В музее в Перове не представлены в явном виде никакие причины, вызвавшие афганский военный конфликт, что выглядит совершенно естественно — для рядового участника событий война «просто случилась», и в качестве ее оправдания представлены лишь несколько листков газет, говорящих о «защите интересов Родины». В музее на Поклонной горе, напротив, приводится полный текст документа советских времен, сообщающего о перевороте в Афганистане и необходимости защищать границы СССР от возможных последствий этого переворота. Документ при этом никак не комментируется, сформированный экспозицией нарратив не предполагает никакой критической дистанции. Управление аффектами всегда предполагает своеобразную игру с оптикой, с помощью которой отдельные содержательные единицы экспозиции выдвигаются на передний план, а другие если даже и не маскируются, то остаются в тени, на периферии восприятия. Так, для перовского музея «защита интересов Родины» представляет собой контекст, необходимый для придания военной операции, оборвавшей многие жизни, какого-то смысла, но на переднем плане присутствуют отдельные люди — солдаты и офицеры: их письма, фотографии, личные вещи. В экспозиции Музея Победы фотографии также присутствуют, но они служат лишь иллюстрацией большого исторического нарратива: на отдельных стендах подробно описываются разные этапы боевых действий, а также состав «ограниченного контингента советских войск в Афганистане» по родам войск. Это чистый случай институционального нарратива, в котором задачи мемориализации полностью подчинены идеологическим задачам доминирующей версии военной истории.
В обоих музеях определенную эмоциональную проблему представляет собой отображение образа врага — ему препятствует отсутствие непротиворечивого идеологического дискурса, с помощью которого этот образ можно было бы выстроить. В перовском музее репрезентация противника носит скорее нейтрально-краеведческий характер: если присмотреться, можно увидеть несколько антисоветских листовок на английском, какие-то документы на языке пушту (не сопровождаемые переводом) и неподписанную фотографию Ахмада Шаха Масуда. Но эти отдельные «штрихи к портрету врага» перемешаны с просоветскими афганскими плакатами и просто этнографическими экспонатами — четками, засушенными цветками хлопка, огромным Кораном и т. п. Таким образом, война показана как абстрактные военные действия на некоей экзотической территории, увиденные глазами обычного солдата, которому в руки попадают отдельные предметы, принадлежащие то ли противнику, то ли просто местному населению. О мотивации, идеологии, потерях противоположной стороны не говорится практически ничего. Через этот прием экзотизации и смешения воюющих сторон достигается эффект остранения и, соответственно, снятие проблемы вины и ответственности за участие в военных действиях.

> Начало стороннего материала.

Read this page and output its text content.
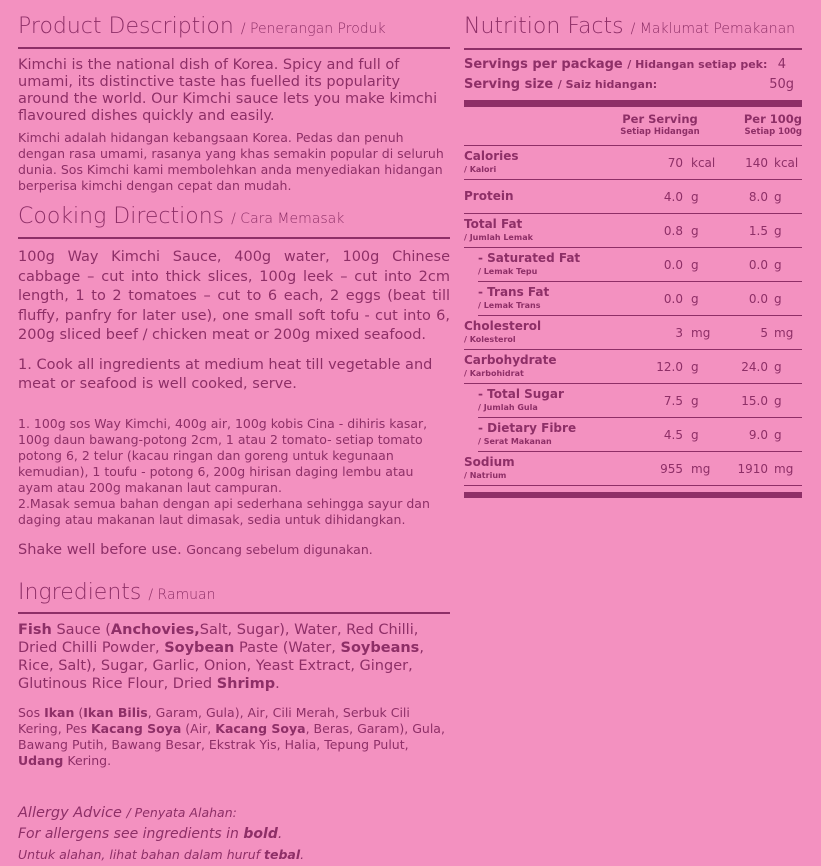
Product Description / Penerangan Produk
Kimchi is the national dish of Korea. Spicy and full of umami, its distinctive taste has fuelled its popularity around the world. Our Kimchi sauce lets you make kimchi flavoured dishes quickly and easily.
Kimchi adalah hidangan kebangsaan Korea. Pedas dan penuh dengan rasa umami, rasanya yang khas semakin popular di seluruh dunia. Sos Kimchi kami membolehkan anda menyediakan hidangan berperisa kimchi dengan cepat dan mudah.
Cooking Directions / Cara Memasak
100g Way Kimchi Sauce, 400g water, 100g Chinese cabbage – cut into thick slices, 100g leek – cut into 2cm length, 1 to 2 tomatoes – cut to 6 each, 2 eggs (beat till fluffy, panfry for later use), one small soft tofu - cut into 6, 200g sliced beef / chicken meat or 200g mixed seafood.
1. Cook all ingredients at medium heat till vegetable and meat or seafood is well cooked, serve.
1. 100g sos Way Kimchi, 400g air, 100g kobis Cina - dihiris kasar, 100g daun bawang-potong 2cm, 1 atau 2 tomato- setiap tomato potong 6, 2 telur (kacau ringan dan goreng untuk kegunaan kemudian), 1 toufu - potong 6, 200g hirisan daging lembu atau ayam atau 200g makanan laut campuran.
2.Masak semua bahan dengan api sederhana sehingga sayur dan daging atau makanan laut dimasak, sedia untuk dihidangkan.
Shake well before use. Goncang sebelum digunakan.
Ingredients / Ramuan
Fish Sauce (Anchovies,Salt, Sugar), Water, Red Chilli, Dried Chilli Powder, Soybean Paste (Water, Soybeans, Rice, Salt), Sugar, Garlic, Onion, Yeast Extract, Ginger, Glutinous Rice Flour, Dried Shrimp.
Sos Ikan (Ikan Bilis, Garam, Gula), Air, Cili Merah, Serbuk Cili Kering, Pes Kacang Soya (Air, Kacang Soya, Beras, Garam), Gula, Bawang Putih, Bawang Besar, Ekstrak Yis, Halia, Tepung Pulut, Udang Kering.
Allergy Advice / Penyata Alahan:
For allergens see ingredients in bold.
Untuk alahan, lihat bahan dalam huruf tebal.
Nutrition Facts / Maklumat Pemakanan
Servings per package / Hidangan setiap pek: 4
Serving size / Saiz hidangan:	50g
Per Serving
Setiap Hidangan
Per 100g
Setiap 100g
Calories
/ Kalori	70 kcal	140 kcal
Protein	4.0 g	8.0 g
Total Fat
/ Jumlah Lemak	0.8 g	1.5 g
- Saturated Fat
/ Lemak Tepu	0.0 g	0.0 g
- Trans Fat
/ Lemak Trans	0.0 g	0.0 g
Cholesterol
/ Kolesterol	3 mg	5 mg
Carbohydrate
/ Karbohidrat	12.0 g	24.0 g
- Total Sugar
/ Jumlah Gula	7.5 g	15.0 g
- Dietary Fibre
/ Serat Makanan	4.5 g	9.0 g
Sodium
/ Natrium	955 mg	1910 mg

В музее на Поклонной горе нет даже такой урезанной репрезентации противника; вместо этого есть стенд, посвященный советско-афганским отношениям в XX веке. Центральное место на этом стенде занимает фотография обнимающихся и улыбающихся друг другу Юрия Андропова и Бабрака Кармаля, на остальных снимках показана помощь СССР Афганистану: советские врачи в афганском центре матери и ребенка, советские строители, обучающие афганских коллег, груды зерна на элеваторе, присланные в Афганистан в качестве гуманитарной помощи, и т. п. Таким образом, афганская сторона представлена только через официальные пропагандистские фотоматериалы и только в образе «младшего брата», реципиента товарищеской заботы. В конце стенда скупо говорится об «осложнении обстановки» в Афганистане в 1979 году, в результате которого и было принято решение о вводе советских войск. Вторая воюющая сторона остается полностью невидимой, она не присутствует в нарративе, то есть эмоционально обнуляется, и это «обнуление» соответствует сдержанно-торжественной, слегка отстраненной тональности, с которой ведется повествование о действиях советских войск на разных этапах этой войны.
Далее, в перовском музее представлена своего рода «этнография войны», то есть ее овеществление в виде определенного набора «военных предметов», среди которых оружие, противопехотные мины, автоматы, штык-ножи, артиллерийские стволы, модели танков и БТР, письма, советские инвалютные чеки (оплата за зарубежную командировку), похоронки, награды, трофеи — всего порядка 500 единиц хранения. Истории Афганской войны здесь нет, есть ее образ в целом. Любопытно помещение в центр одного из стендов именно чеков — хотя и на очень скромные суммы. Чеки, то есть оплата военных действий, были одним из непроговариваемых, но важных аспектов участия в Афганской войне, особенно для офицеров. В данном случае чеки фигурируют в качестве личных вещей погибшего солдата, и важную роль в музейном нарративе играет как раз ничтожность суммы — 20 рублей, 10 копеек, — которые выглядят в этом контексте как цена человеческой жизни.